À la recherche de sens dans tous les mauvais endroits
Beaucoup a été documenté sur la crise croissante de la santé mentale chez les adolescents américains. Les jeunes, cependant, ne sont pas les seuls à lutter. Les femmes d’âge moyen, en particulier les femmes blanches de plus de 45 ans, représentent près de 60 % de tous les Américains qui prennent des antidépresseurs depuis plus de cinq ans.
Certes, avec ce genre de statistiques, le rôle joué par les industries médicales et pharmaceutiques, qui sont incitées à médicaliser les problèmes de santé mentale, n’est pas clair. Il existe également des facteurs culturels en jeu. Les personnes aisées, les Blancs et les femmes sont en moyenne plus susceptibles de demander de l’aide pour des problèmes de santé mentale que les femmes, les hommes ou les personnes pauvres afro-américaines ou hispaniques.
Il est bon que plus d’attention soit maintenant accordée aux personnes souffrant mentalement et émotionnellement et que ces luttes ne soient plus aussi stigmatisées. Mais nous avons également atteint un point où il est presque question d’être diagnostiqué avec un problème de santé mentale. Cela est particulièrement vrai pour les femmes, et les femmes progressistes en particulier.
Il n’est pas rare que les gens incluent un diagnostic de santé mentale dans leurs profils de médias sociaux. Indépendamment du bien-fondé de ces diagnostics, le fait que tant de personnes (en particulier des femmes et des jeunes) les considèrent comme faisant partie de leur identité est un signe troublant de dysfonctionnement.
De toute évidence, les gens souffrent. Dans une culture façonnée par une « humeur de théorie critique », les allégations de souffrance peuvent être considérées comme un moyen souhaitable d’élever le statut moral d’une personne. Ce n’est pas non plus une coïncidence si cette souffrance s’est accompagnée d’une perte de sens à l’échelle de la culture. Une étude de Lifeway Research de 2021 a révélé que près de 60 % des adultes américains se demandent comment ils peuvent trouver plus de sens et de but dans leur vie au moins une fois par mois. Les taux de dépression, d’idées suicidaires et de suicide sont en hausse dans tous les groupes démographiques.

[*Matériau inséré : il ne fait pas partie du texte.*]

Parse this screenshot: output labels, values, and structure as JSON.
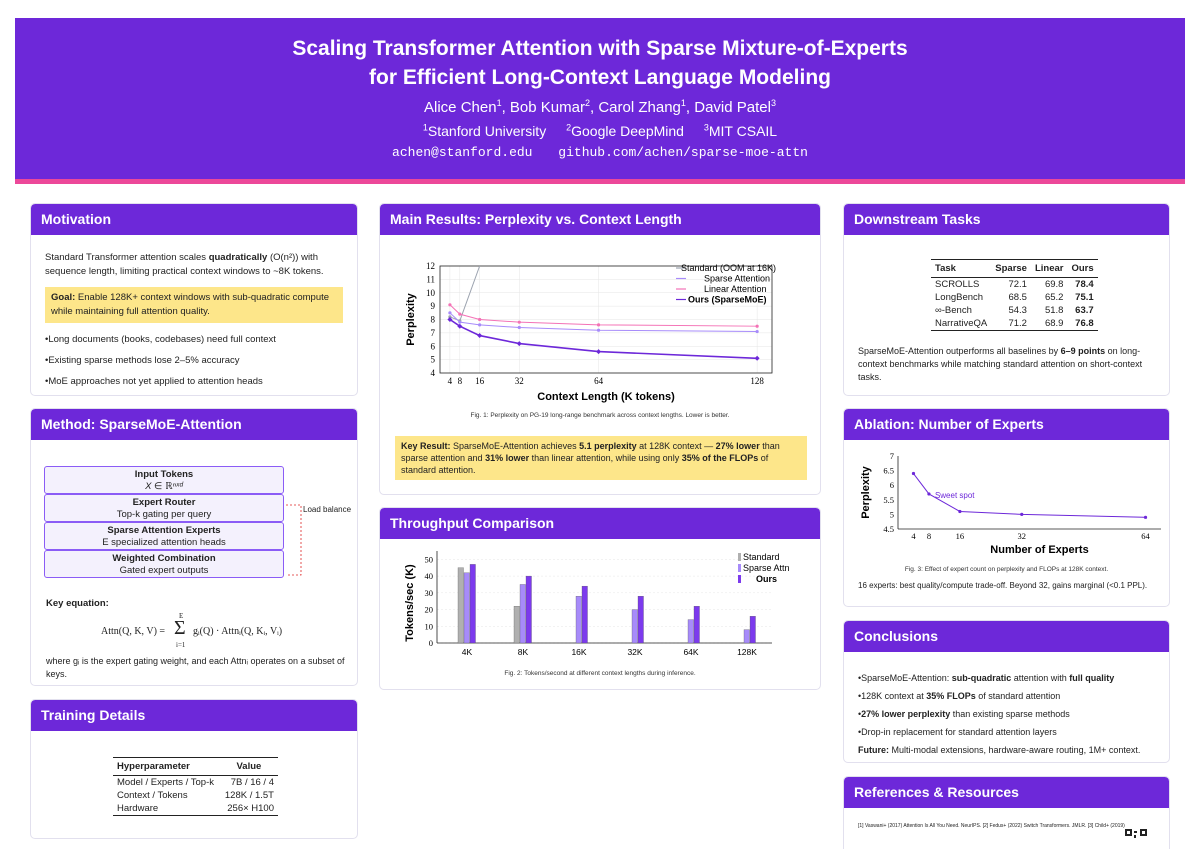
{
  "header": {
    "title_line1": "Scaling Transformer Attention with Sparse Mixture-of-Experts",
    "title_line2": "for Efficient Long-Context Language Modeling",
    "authors": [
      {
        "name": "Alice Chen",
        "sup": "1"
      },
      {
        "name": "Bob Kumar",
        "sup": "2"
      },
      {
        "name": "Carol Zhang",
        "sup": "1"
      },
      {
        "name": "David Patel",
        "sup": "3"
      }
    ],
    "affiliations": [
      {
        "sup": "1",
        "name": "Stanford University"
      },
      {
        "sup": "2",
        "name": "Google DeepMind"
      },
      {
        "sup": "3",
        "name": "MIT CSAIL"
      }
    ],
    "email": "achen@stanford.edu",
    "repo": "github.com/achen/sparse-moe-attn"
  },
  "motivation": {
    "heading": "Motivation",
    "intro_a": "Standard Transformer attention scales ",
    "intro_bold": "quadratically",
    "intro_b": " (O(n²)) with sequence length, limiting practical context windows to ~8K tokens.",
    "goal_label": "Goal:",
    "goal_text": " Enable 128K+ context windows with sub-quadratic compute while maintaining full attention quality.",
    "bullets": [
      "Long documents (books, codebases) need full context",
      "Existing sparse methods lose 2–5% accuracy",
      "MoE approaches not yet applied to attention heads"
    ]
  },
  "method": {
    "heading": "Method: SparseMoE-Attention",
    "boxes": [
      {
        "title": "Input Tokens",
        "sub": "X ∈ ℝⁿˣᵈ"
      },
      {
        "title": "Expert Router",
        "sub": "Top-k gating per query"
      },
      {
        "title": "Sparse Attention Experts",
        "sub": "E specialized attention heads"
      },
      {
        "title": "Weighted Combination",
        "sub": "Gated expert outputs"
      }
    ],
    "side_label": "Load balance",
    "key_eq_label": "Key equation:",
    "equation_lhs": "Attn(Q, K, V) = ",
    "equation_top": "E",
    "equation_sigma": "Σ",
    "equation_bot": "i=1",
    "equation_rhs": "gᵢ(Q) · Attnᵢ(Q, Kᵢ, Vᵢ)",
    "eq_note": "where gᵢ is the expert gating weight, and each Attnᵢ operates on a subset of keys."
  },
  "training": {
    "heading": "Training Details",
    "headers": [
      "Hyperparameter",
      "Value"
    ],
    "rows": [
      [
        "Model / Experts / Top-k",
        "7B / 16 / 4"
      ],
      [
        "Context / Tokens",
        "128K / 1.5T"
      ],
      [
        "Hardware",
        "256× H100"
      ]
    ]
  },
  "main_results": {
    "heading": "Main Results: Perplexity vs. Context Length",
    "caption": "Fig. 1: Perplexity on PG-19 long-range benchmark across context lengths. Lower is better.",
    "key_label": "Key Result:",
    "key_a": " SparseMoE-Attention achieves ",
    "key_b1": "5.1 perplexity",
    "key_c": " at 128K context — ",
    "key_b2": "27% lower",
    "key_d": " than sparse attention and ",
    "key_b3": "31% lower",
    "key_e": " than linear attention, while using only ",
    "key_b4": "35% of the FLOPs",
    "key_f": " of standard attention."
  },
  "throughput": {
    "heading": "Throughput Comparison",
    "caption": "Fig. 2: Tokens/second at different context lengths during inference."
  },
  "downstream": {
    "heading": "Downstream Tasks",
    "headers": [
      "Task",
      "Sparse",
      "Linear",
      "Ours"
    ],
    "rows": [
      [
        "SCROLLS",
        "72.1",
        "69.8",
        "78.4"
      ],
      [
        "LongBench",
        "68.5",
        "65.2",
        "75.1"
      ],
      [
        "∞-Bench",
        "54.3",
        "51.8",
        "63.7"
      ],
      [
        "NarrativeQA",
        "71.2",
        "68.9",
        "76.8"
      ]
    ],
    "text_a": "SparseMoE-Attention outperforms all baselines by ",
    "text_bold": "6–9 points",
    "text_b": " on long-context benchmarks while matching standard attention on short-context tasks."
  },
  "ablation": {
    "heading": "Ablation: Number of Experts",
    "caption": "Fig. 3: Effect of expert count on perplexity and FLOPs at 128K context.",
    "note": "16 experts: best quality/compute trade-off. Beyond 32, gains marginal (<0.1 PPL)."
  },
  "conclusions": {
    "heading": "Conclusions",
    "b1_a": "SparseMoE-Attention: ",
    "b1_b": "sub-quadratic",
    "b1_c": " attention with ",
    "b1_d": "full quality",
    "b2_a": "128K context at ",
    "b2_b": "35% FLOPs",
    "b2_c": " of standard attention",
    "b3_b": "27% lower perplexity",
    "b3_c": " than existing sparse methods",
    "b4": "Drop-in replacement for standard attention layers",
    "future_label": "Future:",
    "future_text": " Multi-modal extensions, hardware-aware routing, 1M+ context."
  },
  "references": {
    "heading": "References & Resources",
    "text": "[1] Vaswani+ (2017) Attention Is All You Need. NeurIPS. [2] Fedus+ (2022) Switch Transformers. JMLR. [3] Child+ (2019)"
  },
  "chart_data": [
    {
      "type": "line",
      "x": [
        4,
        8,
        16,
        32,
        64,
        128
      ],
      "xlabel": "Context Length (K tokens)",
      "ylabel": "Perplexity",
      "ylim": [
        4,
        12
      ],
      "xlim": [
        0,
        134
      ],
      "xticks": [
        4,
        8,
        16,
        32,
        64,
        128
      ],
      "yticks": [
        4,
        5,
        6,
        7,
        8,
        9,
        10,
        11,
        12
      ],
      "legend_position": "top-right",
      "series": [
        {
          "name": "Standard (OOM at 16K)",
          "x": [
            4,
            8,
            16
          ],
          "values": [
            8.2,
            7.9,
            12
          ],
          "color": "#9ca3af"
        },
        {
          "name": "Sparse Attention",
          "values": [
            8.5,
            7.8,
            7.6,
            7.4,
            7.2,
            7.1
          ],
          "color": "#a78bfa"
        },
        {
          "name": "Linear Attention",
          "values": [
            9.1,
            8.4,
            8.0,
            7.8,
            7.6,
            7.5
          ],
          "color": "#f472b6"
        },
        {
          "name": "Ours (SparseMoE)",
          "values": [
            8.0,
            7.5,
            6.8,
            6.2,
            5.6,
            5.1
          ],
          "color": "#6d28d9"
        }
      ]
    },
    {
      "type": "bar",
      "categories": [
        "4K",
        "8K",
        "16K",
        "32K",
        "64K",
        "128K"
      ],
      "ylabel": "Tokens/sec (K)",
      "ylim": [
        0,
        55
      ],
      "yticks": [
        0,
        10,
        20,
        30,
        40,
        50
      ],
      "legend_position": "top-right",
      "series": [
        {
          "name": "Standard",
          "values": [
            45,
            22,
            null,
            null,
            null,
            null
          ],
          "color": "#b0b0b0"
        },
        {
          "name": "Sparse Attn",
          "values": [
            42,
            35,
            28,
            20,
            14,
            8
          ],
          "color": "#a78bfa"
        },
        {
          "name": "Ours",
          "values": [
            47,
            40,
            34,
            28,
            22,
            16
          ],
          "color": "#7c3aed"
        }
      ]
    },
    {
      "type": "line",
      "x": [
        4,
        8,
        16,
        32,
        64
      ],
      "xticks": [
        4,
        8,
        16,
        32,
        64
      ],
      "yticks": [
        4.5,
        5,
        5.5,
        6,
        6.5,
        7
      ],
      "ylim": [
        4.5,
        7
      ],
      "xlabel": "Number of Experts",
      "ylabel": "Perplexity",
      "annotation": "Sweet spot",
      "series": [
        {
          "values": [
            6.4,
            5.7,
            5.1,
            5.0,
            4.9
          ],
          "color": "#6d28d9"
        }
      ]
    }
  ]
}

Alors même que le reste du monde est en difficulté, il existe une exception notable. En 2019, le Pew Research Center a découvert que 36 % des Américains qui fréquentent l’église ou sont « activement religieux » déclarent régulièrement être « très heureux ». En d’autres termes, la foi en Dieu, le mariage, la famille et le sens de la le devoir envers quelque chose de plus grand que nous-mêmes est souvent ce qui donne aux gens le sens le plus riche.
Ironiquement, ce sont les choses mêmes qui, nous dit-on constamment, nous feront du bien. On dit aux femmes qu’être une épouse ou une mère « fait obstacle » au vrai bonheur. On dit aux hommes et aux femmes que se sacrifier pour les autres mène au malheur. Les chiffres, cependant, ne mentent pas. Vivre des vies sans attaches et attachées à l’autonomie individuelle nous rend misérables.
Bien sûr, les problèmes de santé mentale infligent souvent aussi les justes. Elijah, Martin Luther et bien d’autres ont également combattu des démons intérieurs. Pourtant, que les taux accrus de problèmes de santé mentale soient principalement physiologiques ou dus à des circonstances auto-infligées, la façon dont nous y pensons est importante. Comme le dit l’auteur O. Alan Noble, dans les moments de profonde souffrance mentale, « sortir du lit est un acte d’adoration » :Â Â
« Mais lorsque vous choisissez de vous lever chaque jour, vous mettez également une table pour votre voisin. Vous déclarez avec votre être et vos actions que la vie elle-même est bonne. Que cela vous plaise ou non, votre vie est un témoignage qui témoigne de la bonté de Dieu.
L’adoration, en fait, prend plusieurs formes : chanter, enseigner, réfléchir, raconter. C’est parce que l’adoration est une façon de reconnaître le sens que Dieu a placé dans Son monde et pour les porteurs de Son image. En fait, le culte est le sens pour lequel les êtres humains ont été créés. Il n’y a rien de plus que connaître et glorifier Dieu. Dans sa grâce, il se fait connaître dans tout son monde. C’est l’une des grandes miséricordes de Dieu qu’en accomplissant son dessein pour nous, nous soyons capables de connaître le bonheur, la satisfaction et le sens.